Contracted from the term micro reciprocal degree, the mired (/'maɪrɛd/) is a unit of measurement used to express color temperature. Values in mireds are calculated by the formula:
 $M = \frac{1\,000\,000 \,\text{K}}{T},$
where T is the colour temperature in units of kelvins and M denotes the resulting mired dimensionless number. The constant 1,000,000 K is one million kelvins.

The SI term for this unit is the reciprocal megakelvin (MK^{−1}), shortened to mirek, but this term has not gained traction.

For convenience, decamireds are sometimes used, with a decamired equaling ten mireds.

The use of the term mired dates back to Irwin G. Priest's observation in 1932 that the just-noticeable difference between two illuminants is directly related to the difference of the reciprocals of their temperatures, rather than to the difference in their temperatures.

==Examples==
A blue sky, which has a color temperature T of about 25,000 K, has a mired value of M = 40 mireds, while a standard electronic photography flash, having a color temperature T of 5000 K, has a mired value of M = 200 mireds.
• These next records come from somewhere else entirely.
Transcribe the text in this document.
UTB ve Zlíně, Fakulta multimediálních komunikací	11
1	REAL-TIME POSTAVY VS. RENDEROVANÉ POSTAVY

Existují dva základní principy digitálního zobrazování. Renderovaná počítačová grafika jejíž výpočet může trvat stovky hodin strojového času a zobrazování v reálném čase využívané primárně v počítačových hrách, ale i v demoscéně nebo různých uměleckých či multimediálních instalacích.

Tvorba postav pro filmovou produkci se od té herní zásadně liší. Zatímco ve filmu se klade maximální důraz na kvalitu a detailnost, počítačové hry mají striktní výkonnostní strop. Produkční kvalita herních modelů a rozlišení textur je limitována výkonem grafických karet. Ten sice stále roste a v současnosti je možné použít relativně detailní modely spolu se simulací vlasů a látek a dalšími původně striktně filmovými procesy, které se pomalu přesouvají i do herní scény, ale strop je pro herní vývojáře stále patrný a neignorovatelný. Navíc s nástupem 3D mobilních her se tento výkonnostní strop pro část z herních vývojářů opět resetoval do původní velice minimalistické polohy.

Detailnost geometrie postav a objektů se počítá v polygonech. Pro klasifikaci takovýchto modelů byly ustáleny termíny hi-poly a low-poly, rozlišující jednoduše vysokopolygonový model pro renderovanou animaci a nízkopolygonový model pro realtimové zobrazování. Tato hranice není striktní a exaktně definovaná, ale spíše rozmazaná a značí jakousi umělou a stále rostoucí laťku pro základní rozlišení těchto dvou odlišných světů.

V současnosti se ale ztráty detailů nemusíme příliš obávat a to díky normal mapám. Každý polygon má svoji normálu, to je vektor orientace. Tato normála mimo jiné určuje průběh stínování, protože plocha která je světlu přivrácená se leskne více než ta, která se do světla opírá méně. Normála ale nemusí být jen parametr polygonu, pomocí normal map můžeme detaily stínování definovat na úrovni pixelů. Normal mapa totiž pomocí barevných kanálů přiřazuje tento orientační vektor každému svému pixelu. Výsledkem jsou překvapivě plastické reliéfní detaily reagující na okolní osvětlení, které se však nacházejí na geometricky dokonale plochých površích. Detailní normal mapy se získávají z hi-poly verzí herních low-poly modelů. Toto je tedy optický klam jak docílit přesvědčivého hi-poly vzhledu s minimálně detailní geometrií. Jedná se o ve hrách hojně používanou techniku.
Common color temperature and mired equivalents
| Light source | Temp. (K) | Mired |
|---|---|---|
| Skylight (clear, blue) | 15000–27000 | 40–70 |
| Shade, illuminated by skylight | 10000–12000 | 80–100 |
| Skylight (hazy) | 7500–8400 | 120–130 |
| Overcast | 6700–7000 | 140–150 |
| Electronic flash | 6200–6800 | 150–160 |
| Sunlight (hazy) | 5800 | 170 |
| Daylight (average) | 5500–6000 | 170–180 |
| Daylight (morning / afternoon) | 5000–5500 | 180–200 |
| LED (cool white) | 3100–4500 | 220–320 |
| Professional tungsten | 3200 | 310 |
| Incandescent bulb (100 W) | 2900 | 340 |
| Incandescent bulb (40 W) | 2650 | 380 |

== Applications ==
=== Photographic filter and gel ===

Mired difference can be quickly approximated with a nomogram

In photography, mireds are used to indicate the color temperature shift provided by a filter or gel for a given film and light source. For instance, to use daylight film (5700 K) to take a photograph under a tungsten light source (3200 K) without introducing a color cast, one would need a corrective filter or gel providing a mired shift

 $\frac{10^6}{5700} - \frac{10^6}{3200} \approx -137~\text{MK}^{-1}.$

This corresponds to a color temperature blue (CTB) filter. Color gels with negative mired values appear green or blue, while those with positive values appear amber or red.

=== CCT calculation ===
A number of mathematical methods, including Robertson's, calculate the correlated color temperature of a light source from its chromaticity values. These methods exploit the relatively even spacing of the mired unit internally.

=== Color description ===
Apple's HomeKit uses the mired unit for specifying color temperature.